Only a handful number of Korean AI start-ups drew around USD10M (KRW 10 billion) in accumulated investments. Odd Concepts is the only AI start-up to do so in commerce. It deserves to be recognized as the front-runner in the field.
It commercialized PXL, its fashion styling service using its own machine learning technologies to recognize, analyze and search images. The service is provided to e-commerce fashion businesses.
PXL is a service that recommends personalized fashion products based on analyzing products that interest consumers. The service is used by about 100 e-commerce companies in Korea and other APAC countries including Singapore, Japan, Indonesia, and Thailand. The number of monthly unique users of the PXL service tops 9 million.
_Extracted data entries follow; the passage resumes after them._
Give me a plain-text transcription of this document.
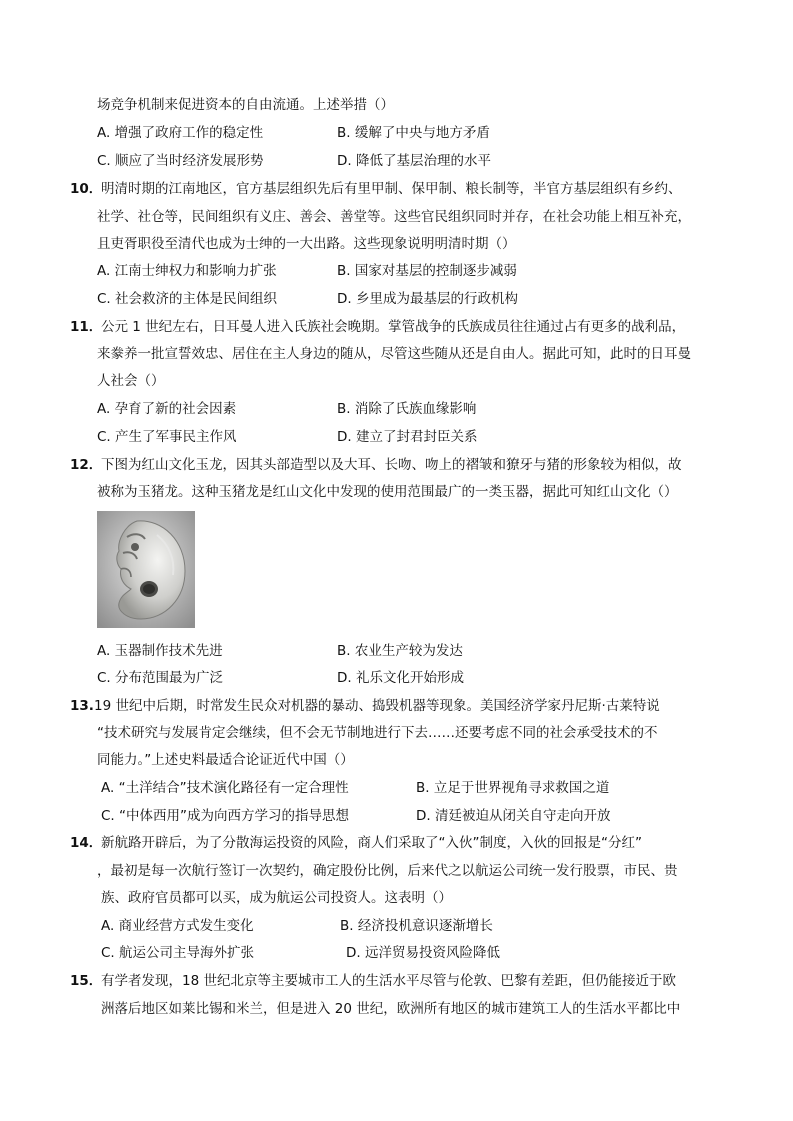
场竞争机制来促进资本的自由流通。上述举措（）
A. 增强了政府工作的稳定性	B. 缓解了中央与地方矛盾
C. 顺应了当时经济发展形势	D. 降低了基层治理的水平
10．
明清时期的江南地区，官方基层组织先后有里甲制、保甲制、粮长制等，半官方基层组织有乡约、
社学、社仓等，民间组织有义庄、善会、善堂等。这些官民组织同时并存，在社会功能上相互补充，
且吏胥职役至清代也成为士绅的一大出路。这些现象说明明清时期（）
A. 江南士绅权力和影响力扩张	B. 国家对基层的控制逐步减弱
C. 社会救济的主体是民间组织	D. 乡里成为最基层的行政机构
11．
公元 1 世纪左右，日耳曼人进入氏族社会晚期。掌管战争的氏族成员往往通过占有更多的战利品，
来豢养一批宣誓效忠、居住在主人身边的随从，尽管这些随从还是自由人。据此可知，此时的日耳曼
人社会（）
A. 孕育了新的社会因素	B. 消除了氏族血缘影响
C. 产生了军事民主作风	D. 建立了封君封臣关系
12．
下图为红山文化玉龙，因其头部造型以及大耳、长吻、吻上的褶皱和獠牙与猪的形象较为相似，故
被称为玉猪龙。这种玉猪龙是红山文化中发现的使用范围最广的一类玉器，据此可知红山文化（）
A. 玉器制作技术先进	B. 农业生产较为发达
C. 分布范围最为广泛	D. 礼乐文化开始形成
13. 19 世纪中后期，时常发生民众对机器的暴动、捣毁机器等现象。美国经济学家丹尼斯·古莱特说
“技术研究与发展肯定会继续，但不会无节制地进行下去……还要考虑不同的社会承受技术的不
同能力。”上述史料最适合论证近代中国（）
A. “土洋结合”技术演化路径有一定合理性	B. 立足于世界视角寻求救国之道
C. “中体西用”成为向西方学习的指导思想	D. 清廷被迫从闭关自守走向开放
14．
新航路开辟后，为了分散海运投资的风险，商人们采取了“入伙”制度，入伙的回报是“分红”
，最初是每一次航行签订一次契约，确定股份比例，后来代之以航运公司统一发行股票，市民、贵
族、政府官员都可以买，成为航运公司投资人。这表明（）
A. 商业经营方式发生变化	B. 经济投机意识逐渐增长
C. 航运公司主导海外扩张	D. 远洋贸易投资风险降低
15．
有学者发现，18 世纪北京等主要城市工人的生活水平尽管与伦敦、巴黎有差距，但仍能接近于欧
洲落后地区如莱比锡和米兰，但是进入 20 世纪，欧洲所有地区的城市建筑工人的生活水平都比中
Odd Concepts has learned about fashion trends analyzing billions of data on consumers, products and the way users coordinate fashion that it has gathered by providing PXL as a commercial service for three years. Considering the importance of data in AI industries, Odd Concepts is spearheading the depth of its technology over the incumbents.
“We decided to invest in Odd Concepts because company’s own technology clearly verifies the class of excellence in the popular field of fashion commerce,” Jeong Seong-hoon, an assistant manager of KB Securities, said, “I expect Odd Concept’s proprietary machine learning technologies would be applied to other industries extensively.”
Earlier this year, Odd Concepts was ready to advance into the APAC markets by taking over SEACRUX, a Singaporean startup expanding its APAC businesses on contextual targeting Ad system, which was leveraging applied machine learning.
“The markets have verified the needs and excellence of our service,” Odd Concepts CEO Kim Jeong-tae said, “Now is the time to increase our business in the APAC markets.”
In 2012 when Odd Concepts was established, artificial intelligence technologies were unfamiliar, but Odd Concepts has focused on AI vision technologies since its establishment. It holds more than 60 patents at home and abroad, including registered ones and filings. It placed first in about 10 domestic and foreign benchmark tests, emerging as a deep tech company.